Antes de hablar de las maravillas de ser busero en Alemania, voy a hablar un poco sobre la visita que he realizado con mis companeros de Erasmus a una de las fábricas de Audi, concretamente la que se encuentra en Ingolstadt y en la que por cierto cabría el principado de Mónaco enterito. La verdad es que uno sale de allí con ansias de comprarse un Audi (si es que no las tenía ya antes) pues mientras te van ensenando todo el proceso de creación de los coches, te van empapando también con esa innata eficiencia alemana para que veas que bien y que limpio trabajan todos.
Despues de ver todos esos robots moviéndose milimetradamente y totalmente acompasados como los del anuncio de Citroen de hace unos anos, a una persona como yo, que estudio una carrera de naturaleza intangible (Publicidad), le entran ganas de dejarlo todo y empezar con una ingeniería para ponerse a trabajar en cosas de verdad. Sin embargo esta sensación dura solo unos minutos y uno vuelve a su estado natural de publicista en cuanto ve el símbolo corporativo de Audi o el vídeo con el que nos mostraron las capas de pintura que lleva un coche (muy artístico el video). En ese momento te das cuenta de que de nada sirve el producto si no hay nadie que lo venda y que le anada valor una vez concebido.
Lo que sin duda me ha quedado claro es que sin algún dia me compro un Audi, lo iré a buscar personalmente a la fábrica (200 personas hacen esto al día en la susodicha fábrica), pues además del ahorro del transporte (que se va a la mierda con el desplazamiento hasta allí) y de la visita guiada que te hacen, te vas te allí con el depósito lleno de combustible de serie. Esto último ha sido bastante recalcado por la guia y también le he preguntado de nuevo para asegurarme. Espero impaciente la visita a BMW de dentro de un par de semanas para poder comparar logisticamente ambas marcas y poder sacar conclusiones de quien trabaja más limpio.

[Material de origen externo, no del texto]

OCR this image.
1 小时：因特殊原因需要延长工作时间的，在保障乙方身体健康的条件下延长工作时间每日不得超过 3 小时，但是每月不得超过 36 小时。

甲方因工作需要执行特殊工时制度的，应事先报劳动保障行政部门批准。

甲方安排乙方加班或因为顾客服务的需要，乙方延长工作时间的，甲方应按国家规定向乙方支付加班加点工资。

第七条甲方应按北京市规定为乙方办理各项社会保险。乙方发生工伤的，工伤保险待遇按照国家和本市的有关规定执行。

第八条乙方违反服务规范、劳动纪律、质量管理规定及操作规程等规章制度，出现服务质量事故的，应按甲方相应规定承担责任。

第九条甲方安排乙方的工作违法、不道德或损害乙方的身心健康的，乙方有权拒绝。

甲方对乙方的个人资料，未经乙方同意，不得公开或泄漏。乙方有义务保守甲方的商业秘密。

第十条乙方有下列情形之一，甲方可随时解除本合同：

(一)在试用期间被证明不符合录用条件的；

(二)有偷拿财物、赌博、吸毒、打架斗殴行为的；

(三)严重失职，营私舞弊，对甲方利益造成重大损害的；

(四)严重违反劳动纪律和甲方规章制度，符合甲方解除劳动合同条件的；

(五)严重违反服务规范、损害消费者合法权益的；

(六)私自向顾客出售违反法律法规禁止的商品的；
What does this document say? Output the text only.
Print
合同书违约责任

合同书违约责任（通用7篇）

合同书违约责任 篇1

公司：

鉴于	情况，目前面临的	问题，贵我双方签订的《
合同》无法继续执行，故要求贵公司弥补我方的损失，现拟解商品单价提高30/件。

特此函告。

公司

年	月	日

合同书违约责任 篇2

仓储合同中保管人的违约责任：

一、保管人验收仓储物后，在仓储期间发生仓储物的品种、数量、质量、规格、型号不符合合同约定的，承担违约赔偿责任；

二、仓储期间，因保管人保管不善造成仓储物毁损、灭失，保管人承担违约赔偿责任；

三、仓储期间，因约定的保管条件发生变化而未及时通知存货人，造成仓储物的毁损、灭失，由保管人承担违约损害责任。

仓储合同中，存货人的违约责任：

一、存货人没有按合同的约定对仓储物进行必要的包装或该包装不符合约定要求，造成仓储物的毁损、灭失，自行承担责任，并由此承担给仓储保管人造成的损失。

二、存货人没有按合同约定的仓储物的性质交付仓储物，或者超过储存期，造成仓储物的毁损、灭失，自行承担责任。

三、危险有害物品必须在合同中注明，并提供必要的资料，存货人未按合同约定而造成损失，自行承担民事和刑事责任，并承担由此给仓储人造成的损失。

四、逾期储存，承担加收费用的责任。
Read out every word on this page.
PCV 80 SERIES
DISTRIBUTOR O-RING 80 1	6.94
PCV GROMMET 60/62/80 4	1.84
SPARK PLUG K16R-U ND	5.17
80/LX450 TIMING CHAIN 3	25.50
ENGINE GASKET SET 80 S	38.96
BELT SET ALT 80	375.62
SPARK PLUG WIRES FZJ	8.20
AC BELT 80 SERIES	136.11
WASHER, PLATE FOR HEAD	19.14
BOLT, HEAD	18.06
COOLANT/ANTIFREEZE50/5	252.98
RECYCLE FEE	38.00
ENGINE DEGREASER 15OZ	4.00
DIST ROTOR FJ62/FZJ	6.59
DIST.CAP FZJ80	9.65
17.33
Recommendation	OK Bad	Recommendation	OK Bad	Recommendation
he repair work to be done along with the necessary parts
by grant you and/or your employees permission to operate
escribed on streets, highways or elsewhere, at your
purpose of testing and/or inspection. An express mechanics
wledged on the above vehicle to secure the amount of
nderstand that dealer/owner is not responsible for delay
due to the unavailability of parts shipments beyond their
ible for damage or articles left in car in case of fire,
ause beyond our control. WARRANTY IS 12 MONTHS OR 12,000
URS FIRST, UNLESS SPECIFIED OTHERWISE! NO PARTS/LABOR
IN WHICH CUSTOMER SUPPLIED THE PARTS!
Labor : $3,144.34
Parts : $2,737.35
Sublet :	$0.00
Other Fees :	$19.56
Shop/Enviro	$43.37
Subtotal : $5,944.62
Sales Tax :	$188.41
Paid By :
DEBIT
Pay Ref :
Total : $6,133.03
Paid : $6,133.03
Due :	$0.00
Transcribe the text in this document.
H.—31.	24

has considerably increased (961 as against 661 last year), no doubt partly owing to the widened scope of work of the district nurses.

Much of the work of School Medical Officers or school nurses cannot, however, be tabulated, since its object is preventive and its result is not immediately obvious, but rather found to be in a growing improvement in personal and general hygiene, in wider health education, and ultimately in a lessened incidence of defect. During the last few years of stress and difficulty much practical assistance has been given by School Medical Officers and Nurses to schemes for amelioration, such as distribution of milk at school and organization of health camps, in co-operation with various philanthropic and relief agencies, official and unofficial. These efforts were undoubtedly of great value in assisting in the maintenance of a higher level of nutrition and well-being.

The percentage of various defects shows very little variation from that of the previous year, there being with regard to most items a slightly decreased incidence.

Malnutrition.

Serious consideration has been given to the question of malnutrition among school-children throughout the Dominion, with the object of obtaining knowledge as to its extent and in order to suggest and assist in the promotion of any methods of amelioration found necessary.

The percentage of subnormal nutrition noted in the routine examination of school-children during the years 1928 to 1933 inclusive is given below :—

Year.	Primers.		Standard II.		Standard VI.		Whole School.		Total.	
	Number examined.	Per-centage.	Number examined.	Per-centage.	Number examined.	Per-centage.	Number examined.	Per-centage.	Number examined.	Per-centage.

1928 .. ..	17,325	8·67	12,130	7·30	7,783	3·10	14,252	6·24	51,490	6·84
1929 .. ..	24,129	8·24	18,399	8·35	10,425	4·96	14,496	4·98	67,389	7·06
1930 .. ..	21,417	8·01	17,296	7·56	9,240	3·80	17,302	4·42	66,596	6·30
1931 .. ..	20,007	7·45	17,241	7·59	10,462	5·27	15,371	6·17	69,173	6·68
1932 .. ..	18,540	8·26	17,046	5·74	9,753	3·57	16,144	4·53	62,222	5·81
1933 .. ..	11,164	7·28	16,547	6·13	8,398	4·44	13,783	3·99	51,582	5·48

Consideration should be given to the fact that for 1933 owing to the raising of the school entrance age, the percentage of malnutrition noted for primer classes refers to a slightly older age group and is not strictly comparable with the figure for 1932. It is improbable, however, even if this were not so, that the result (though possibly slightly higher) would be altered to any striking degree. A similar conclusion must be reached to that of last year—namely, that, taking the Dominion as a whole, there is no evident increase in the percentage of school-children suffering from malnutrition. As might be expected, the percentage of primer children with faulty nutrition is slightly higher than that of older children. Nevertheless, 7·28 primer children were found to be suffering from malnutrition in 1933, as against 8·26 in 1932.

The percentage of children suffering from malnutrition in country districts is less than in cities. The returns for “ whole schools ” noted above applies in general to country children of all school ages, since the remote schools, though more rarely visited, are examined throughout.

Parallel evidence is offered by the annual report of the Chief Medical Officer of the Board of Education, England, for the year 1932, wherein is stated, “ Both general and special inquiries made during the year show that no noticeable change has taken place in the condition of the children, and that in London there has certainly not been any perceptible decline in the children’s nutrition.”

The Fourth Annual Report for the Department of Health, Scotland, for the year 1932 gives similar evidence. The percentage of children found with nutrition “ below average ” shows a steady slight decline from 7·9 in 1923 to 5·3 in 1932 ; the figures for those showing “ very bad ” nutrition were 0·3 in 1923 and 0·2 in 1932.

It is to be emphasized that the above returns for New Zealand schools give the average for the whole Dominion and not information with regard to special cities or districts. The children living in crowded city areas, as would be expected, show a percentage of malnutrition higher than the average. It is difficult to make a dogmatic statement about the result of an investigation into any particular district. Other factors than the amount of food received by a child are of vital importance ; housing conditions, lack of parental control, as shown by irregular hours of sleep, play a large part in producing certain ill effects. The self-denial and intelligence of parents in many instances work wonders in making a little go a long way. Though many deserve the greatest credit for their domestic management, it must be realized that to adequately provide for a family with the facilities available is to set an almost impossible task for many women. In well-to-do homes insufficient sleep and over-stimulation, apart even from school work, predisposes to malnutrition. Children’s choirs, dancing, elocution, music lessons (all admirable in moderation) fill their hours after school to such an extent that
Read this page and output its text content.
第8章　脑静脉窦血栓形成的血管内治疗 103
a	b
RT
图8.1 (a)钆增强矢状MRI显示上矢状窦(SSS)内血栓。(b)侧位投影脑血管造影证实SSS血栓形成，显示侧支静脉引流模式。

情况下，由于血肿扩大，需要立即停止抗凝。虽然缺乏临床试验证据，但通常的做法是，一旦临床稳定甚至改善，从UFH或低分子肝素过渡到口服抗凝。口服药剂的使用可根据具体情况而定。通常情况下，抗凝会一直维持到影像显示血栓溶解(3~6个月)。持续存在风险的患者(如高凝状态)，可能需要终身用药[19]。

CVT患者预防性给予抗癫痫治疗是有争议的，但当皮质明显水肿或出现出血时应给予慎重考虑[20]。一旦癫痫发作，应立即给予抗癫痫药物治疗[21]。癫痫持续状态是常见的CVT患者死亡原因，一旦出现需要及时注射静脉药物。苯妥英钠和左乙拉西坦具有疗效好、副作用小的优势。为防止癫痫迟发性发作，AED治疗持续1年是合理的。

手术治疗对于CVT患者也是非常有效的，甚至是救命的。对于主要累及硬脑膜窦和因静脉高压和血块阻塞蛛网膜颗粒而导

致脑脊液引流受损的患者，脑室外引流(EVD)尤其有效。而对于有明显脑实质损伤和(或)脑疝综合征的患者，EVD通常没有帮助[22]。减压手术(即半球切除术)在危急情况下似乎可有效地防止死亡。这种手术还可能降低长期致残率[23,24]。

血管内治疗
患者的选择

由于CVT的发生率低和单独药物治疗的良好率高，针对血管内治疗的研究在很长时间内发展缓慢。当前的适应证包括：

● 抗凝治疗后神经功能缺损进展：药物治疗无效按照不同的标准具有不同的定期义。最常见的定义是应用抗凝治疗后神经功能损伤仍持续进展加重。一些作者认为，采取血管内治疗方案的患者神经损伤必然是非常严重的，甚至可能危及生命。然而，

Sobre el autobús tengo que decir que ya desde pequeno siempre me ha parecido que los buseros eran unos privilegiados por poder ir a todas las excursiones a las que yo iba con tanta ilusión (aún por encima conduciendo). Lo cierto es que justo ahora y paralelamente a mi leve madurez, cuando empezaba a ver importantes inconvenientes a eso de conducir autobuses de un lado para otro, me encuentro con que en Alemania los buseros cobran tradicionalmente una propina de todos los viajeros que van a bordo (quien no paga es un borde). Cuando vi al representante de la Universidad de Passau caminar por el bus con un vasito lleno de monedas creía que era para costearles el viaje a nuestros guias para que no pagaran nada; sin embargo resulta que era para el conductor que a grosso modo y a juzgar por el volumen de monedas dentro del vaso, se sacó a mayores unos 30€ al margen de su salario.
No está nada mal esto de ser busero en Alemania.